Thursday, September 01, 2005

Der Gropinfuhrer Had a Bad Day

The Blog Deborah Burger: The Worst Time of Arnold's Life The Huffington Post:

"It's so sad, I almost feel sorry for Arnold Schwarzenegger sometimes. That is, I might, if he didn't see nurses as the problem and corporate fund-raising as the solution.

But honestly, this must be the worst time of his life.

Remember when he was popular? Now I am not sure he could get elected head of the Screen Actor's Guild, let alone Governor again.

Take, oh, yesterday, for instance

His day began with the report that a museum devoted to him in Austria is closing due to financial problems. No one wanted to come see the old gym equipment he used to work out on?

I'm not surprised. But look at it from Arnold's point of view: would they close a home-town museum dedicated to Napoleon? Or Rchard Nixon? Or any of the strong-arm leaders that Schwarzenegger admires?

Then his day ends with getting booed by thousands of angry baseball fans in Orange County of all places, birthplace of Nixon and California conservatism.

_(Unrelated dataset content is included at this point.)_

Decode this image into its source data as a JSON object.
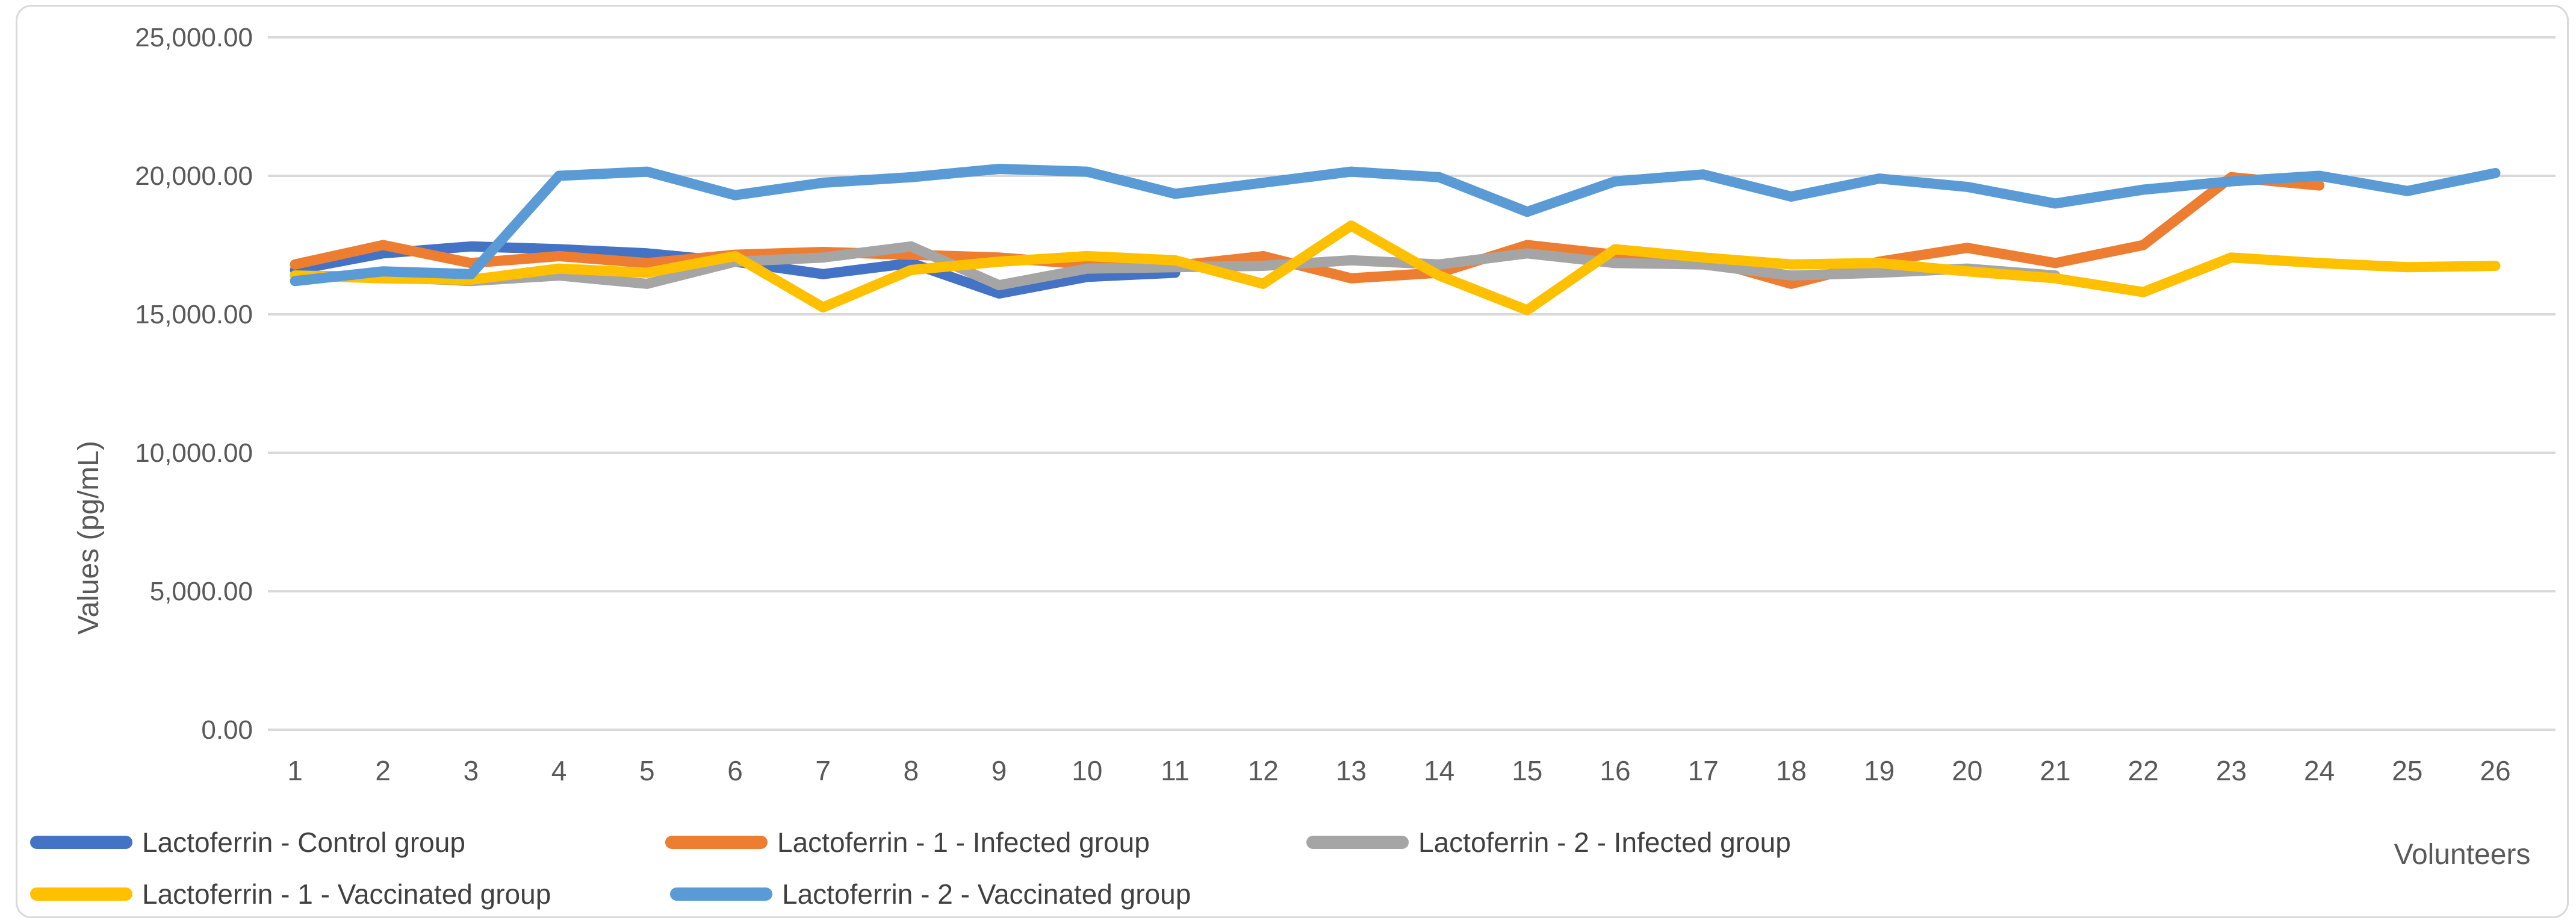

Schwarzenegger wanted to spend a little time getting away from it all at the ballpark, eat a dog, sing Take Me Out, and host a $10,000 corporate fundraiser in a private box. Unfortunately for him, his troubles followed him there, as his staff had to stop him from throwing out the first pitch because hundreds of nurses and firefighters had descended on the game and were leading a protest in the stands. To top it all off, Schwarzenegger got to see an entirely new activism technique invented for him: the protest wave.

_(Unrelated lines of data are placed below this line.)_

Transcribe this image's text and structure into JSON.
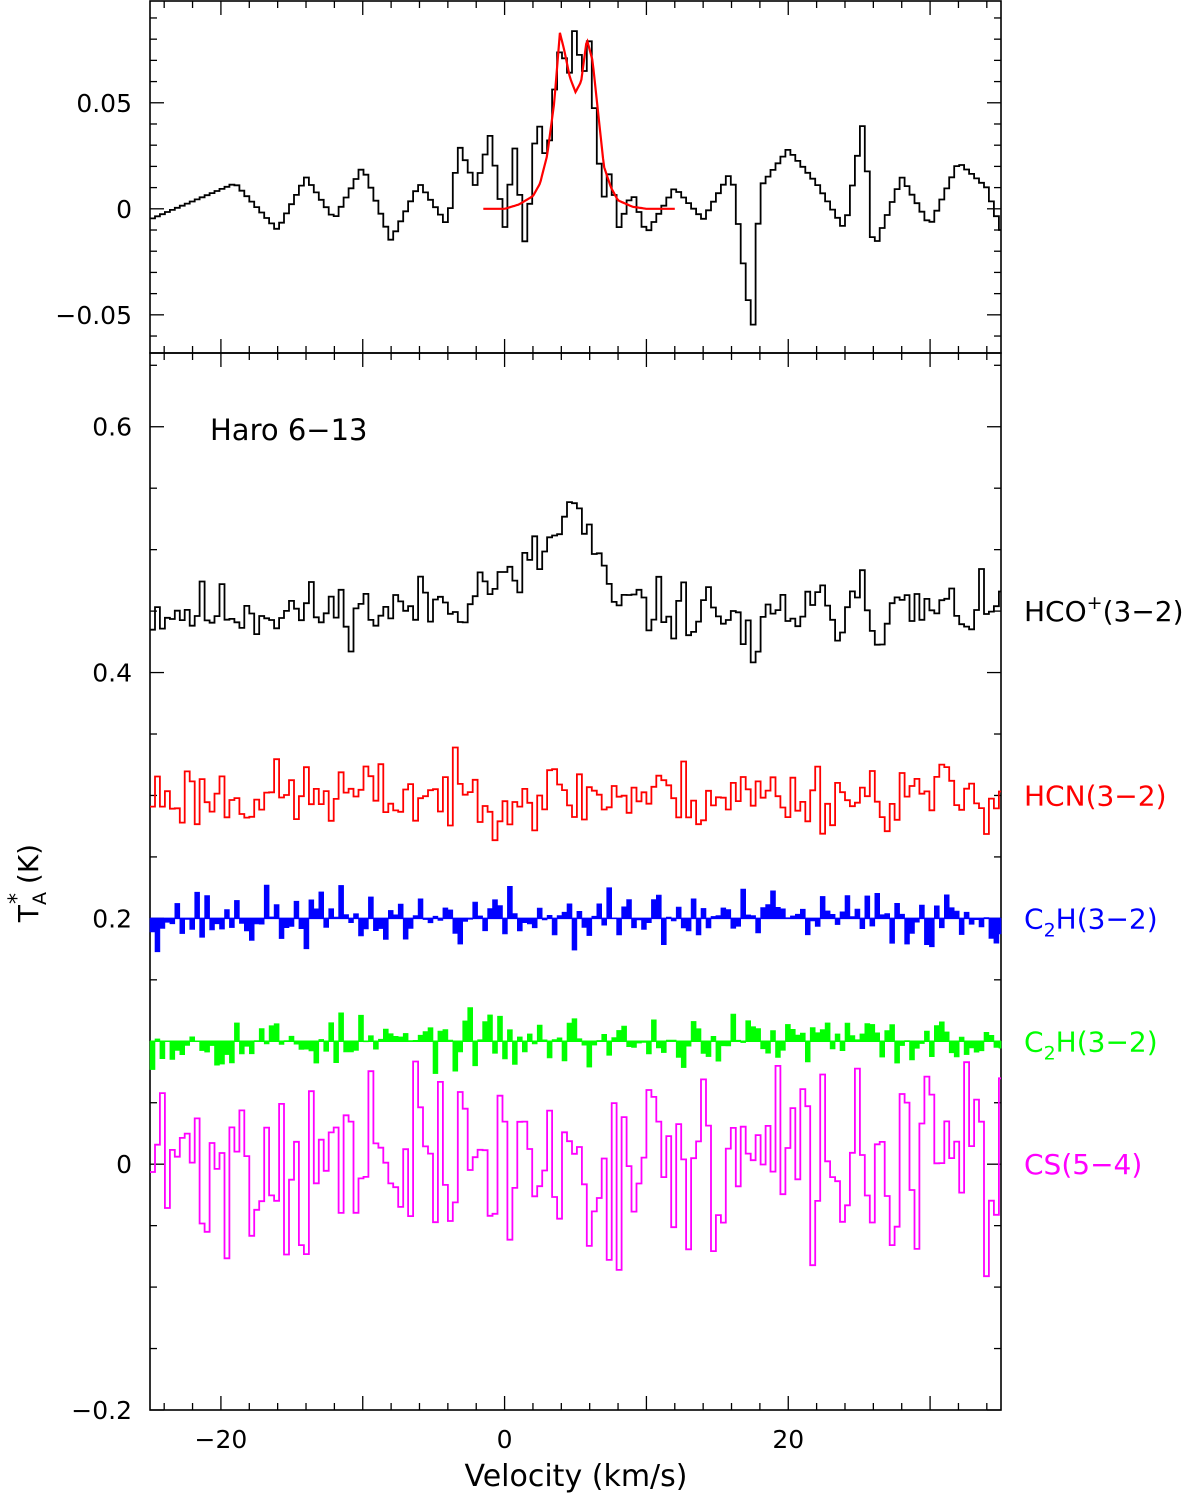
{
  "chart_data": [
    {
      "type": "line",
      "panel": "top",
      "xlim": [
        -25,
        35
      ],
      "ylim": [
        -0.068,
        0.098
      ],
      "yticks": [
        -0.05,
        0,
        0.05
      ],
      "ytick_labels": [
        "−0.05",
        "0",
        "0.05"
      ],
      "xticks": [
        -20,
        0,
        20
      ],
      "series": [
        {
          "color": "#000000",
          "style": "histogram",
          "x": [
            -25,
            -19,
            -16,
            -14,
            -12,
            -10,
            -8,
            -6,
            -4,
            -3.2,
            -2,
            -1,
            0,
            0.7,
            1.5,
            2.3,
            3,
            3.5,
            4,
            4.5,
            5,
            5.5,
            6,
            6.5,
            7,
            7.5,
            8,
            9,
            10,
            12,
            14,
            16,
            17,
            17.5,
            18,
            20,
            22,
            24,
            25.3,
            26,
            28,
            30,
            32,
            34,
            35
          ],
          "y": [
            -0.005,
            0.012,
            -0.01,
            0.015,
            -0.005,
            0.02,
            -0.015,
            0.012,
            -0.008,
            0.03,
            0.01,
            0.035,
            -0.01,
            0.03,
            -0.02,
            0.045,
            0.02,
            0.055,
            0.08,
            0.06,
            0.088,
            0.06,
            0.08,
            0.03,
            0.005,
            0.02,
            -0.01,
            0.008,
            -0.012,
            0.01,
            -0.005,
            0.018,
            -0.035,
            -0.058,
            0.01,
            0.028,
            0.012,
            -0.01,
            0.042,
            -0.02,
            0.015,
            -0.008,
            0.022,
            0.01,
            -0.01
          ]
        },
        {
          "color": "#ff0000",
          "style": "fit",
          "x": [
            -1.5,
            0,
            1,
            2,
            2.5,
            3,
            3.5,
            3.9,
            4.2,
            4.6,
            5,
            5.4,
            5.8,
            6.2,
            6.6,
            7,
            7.5,
            8,
            9,
            10,
            12
          ],
          "y": [
            0,
            0,
            0.002,
            0.006,
            0.012,
            0.025,
            0.05,
            0.083,
            0.075,
            0.062,
            0.055,
            0.06,
            0.08,
            0.07,
            0.045,
            0.02,
            0.01,
            0.004,
            0.001,
            0,
            0
          ]
        }
      ]
    },
    {
      "type": "line",
      "panel": "bottom",
      "title": "Haro 6−13",
      "xlabel": "Velocity (km/s)",
      "ylabel": "T",
      "ylabel_sup": "*",
      "ylabel_sub": "A",
      "ylabel_unit": " (K)",
      "xlim": [
        -25,
        35
      ],
      "ylim": [
        -0.2,
        0.66
      ],
      "yticks": [
        -0.2,
        0,
        0.2,
        0.4,
        0.6
      ],
      "ytick_labels": [
        "−0.2",
        "0",
        "0.2",
        "0.4",
        "0.6"
      ],
      "xticks": [
        -20,
        0,
        20
      ],
      "xtick_labels": [
        "−20",
        "0",
        "20"
      ],
      "series": [
        {
          "name_main": "HCO",
          "name_sup": "+",
          "name_tail": "(3−2)",
          "color": "#000000",
          "style": "histogram",
          "offset": 0.45,
          "noise": 0.012,
          "seed": 11,
          "x": [
            -25,
            -8,
            -3,
            -1,
            0.5,
            2,
            3,
            4,
            4.8,
            5.5,
            6.2,
            7,
            8,
            12,
            16,
            17,
            17.6,
            18.3,
            20,
            24,
            25.3,
            26,
            28,
            35
          ],
          "y": [
            0,
            0,
            0.01,
            0.025,
            0.02,
            0.04,
            0.05,
            0.07,
            0.085,
            0.075,
            0.05,
            0.02,
            0.005,
            0,
            0,
            -0.02,
            -0.055,
            -0.01,
            0,
            0,
            0.035,
            -0.01,
            0,
            0
          ]
        },
        {
          "name_main": "HCN",
          "name_sup": "",
          "name_tail": "(3−2)",
          "color": "#ff0000",
          "style": "histogram",
          "offset": 0.3,
          "noise": 0.014,
          "seed": 23,
          "x": [
            -25,
            35
          ],
          "y": [
            0,
            0
          ]
        },
        {
          "name_main": "C",
          "name_sub": "2",
          "name_tail": "H(3−2)",
          "color": "#0000ff",
          "style": "filled",
          "offset": 0.2,
          "noise": 0.012,
          "seed": 37,
          "x": [
            -25,
            35
          ],
          "y": [
            0,
            0
          ]
        },
        {
          "name_main": "C",
          "name_sub": "2",
          "name_tail": "H(3−2)",
          "color": "#00ff00",
          "style": "filled",
          "offset": 0.1,
          "noise": 0.011,
          "seed": 53,
          "x": [
            -25,
            35
          ],
          "y": [
            0,
            0
          ]
        },
        {
          "name_main": "CS",
          "name_sup": "",
          "name_tail": "(5−4)",
          "color": "#ff00ff",
          "style": "histogram",
          "offset": 0.0,
          "noise": 0.038,
          "seed": 71,
          "x": [
            -25,
            35
          ],
          "y": [
            0,
            0
          ]
        }
      ]
    }
  ]
}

And he's still $30 million short of his fundraising goal for the special election.
To top it all off, a Senate committee recommended removing Cindy Tuck as head of the state Air Resources Board, an agency that has led the nation in cutting air pollution and reducing automobile emissions.

Although Cindy Tuck had spent the last 20 years representing the oil and energy industries and had the support of every major polluter in the state, the Democrats held firm and refused to confirm her appointment.
Democratic Senators said Schwarzenegger broke tradition by appointing a lobbyist instead of someone with a science or regulatory background to head the board. Moreover, Schwarzenegger was warned in advance that appointing Tuck would create opposition.